Abstract 1738: The I( f )-inhibitor Ivabradine Exerts Vascular Anti-oxidative And Anti-inflammatory Effects Selectively Mediated By Reduction Of Heart Rate

Abstract

Objective: In epidemiological studies, elevated resting heart rate (HR) is associated with increased cardiovascular morbidity. We therefore characterized the effects of selective heart rate reduction by inhibition of the I (f) -current by ivabradine (IVA) in mice. Methods and Results: Male ApoE −/− mice fed a high-cholesterol diet were treated with IVA (10 mg/kg/d) or vehicle for 6 weeks (n = 10 per group). IVA reduced HR by 13.4% (472 ± 9 vs 545 ± 11 bpm, p < 0.01) but did not alter blood pressure or lipid levels. Endothelium dependent relaxation of aortic rings was significantly improved in IVA fed animals ( p < 0.01). IVA decreased atherosclerotic plaque size in the aortic root by > 40% and in the ascending aorta by > 70%, p < 0.05. HR reduction had no effect on the number of endothelial progenitor cells in the blood and the bone marrow and did not alter aortic eNOS, p-Akt, VCAM-1 or ICAM-1 expression, but decreased MCP-1 mRNA to 26 ± 7% (p < 0.05).
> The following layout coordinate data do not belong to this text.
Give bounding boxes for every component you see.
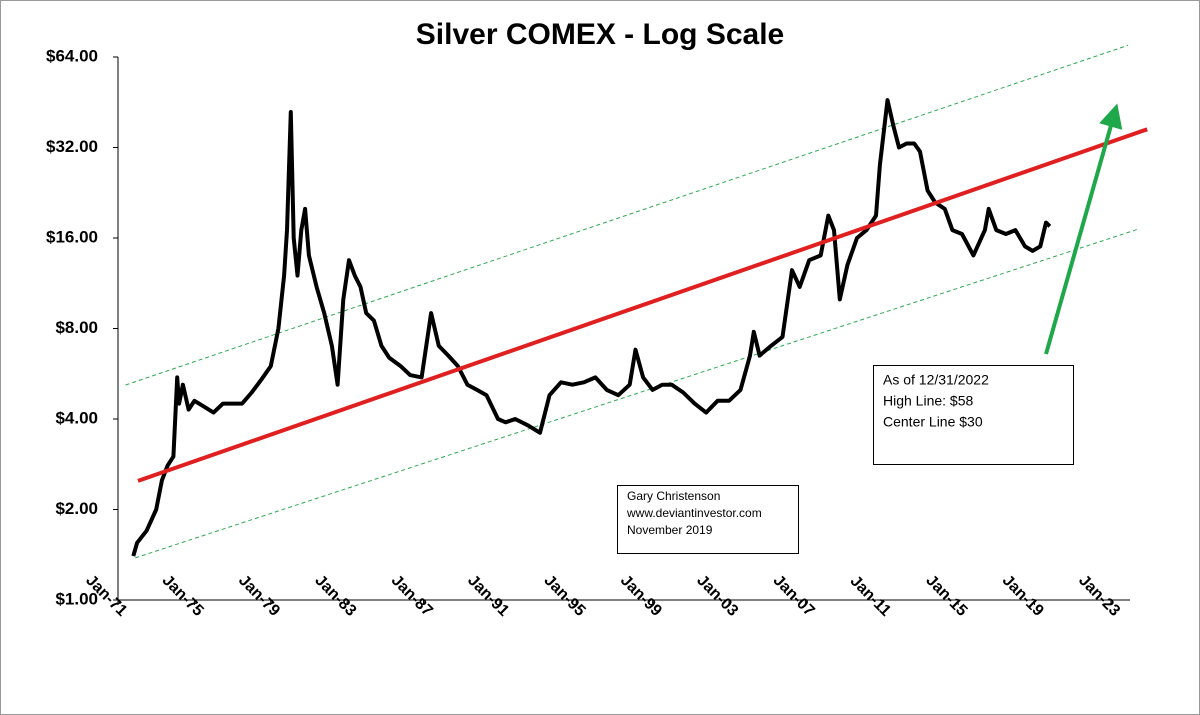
series-line xyxy=(137,127,1148,483)
series-line xyxy=(131,98,1052,557)
y-tick-label: $8.00 xyxy=(55,318,98,337)
y-tick-label: $64.00 xyxy=(46,46,98,65)
annotation: As of 12/31/2022 xyxy=(883,372,989,388)
annotation: High Line: $58 xyxy=(883,393,974,409)
credit: November 2019 xyxy=(627,523,713,537)
y-tick-label: $1.00 xyxy=(55,589,98,608)
chart-title: Silver COMEX - Log Scale xyxy=(416,18,784,51)
credit: www.deviantinvestor.com xyxy=(626,506,762,520)
y-tick-label: $32.00 xyxy=(46,137,98,156)
credit-box xyxy=(617,485,799,554)
y-tick-label: $16.00 xyxy=(46,227,98,246)
annotation-box xyxy=(873,365,1074,465)
series-line xyxy=(135,228,1138,559)
arrow xyxy=(1044,103,1123,355)
y-tick-label: $4.00 xyxy=(55,408,98,427)
annotation: Center Line $30 xyxy=(883,414,983,430)
y-tick-label: $2.00 xyxy=(55,499,98,518)
credit: Gary Christenson xyxy=(627,489,720,503)
series-line xyxy=(125,44,1129,386)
IVA reduced vascular NADPH oxidase activity to 48 ± 6% and decreased L-012 chemiluminescence to 24 ± 9% (both p < 0.05). Lipidperoxidation was reduced to 65 ± 8% in the vasculature of the IVA group compared to vehicle treatment (p < 0.05). DHE fluorescence microscopy in aortic sections detected reduction of ROS release to 62 ± 4% in IVA treated mice (p < 0.01). The in vivo effects of IVA were absent at a dose that did not lower HR and were absent in aortic rings treated ex vivo . Protein expression of p-Akt, eNOS and p-eNOS was not altered in cultured endothelial cells (EC) by increasing doses of Iva. Similarly, NADPH oxidase activity in EC was not changed as well as the Ang II induced free radical release in vascular smooth muscle cells (DCF-fluorescence). Conclusions: Selective HR reduction improves endothelial function and reduces atherosclerotic plaque formation in ApoE −/− mice. Those effects are in part mediated by decreased markers of oxidative stress and downregulation of MCP-1. The control experiments show that a direct effect of IVA on vascular cells is unlikely and support the reduction of heart rate as the primary mechanism of action.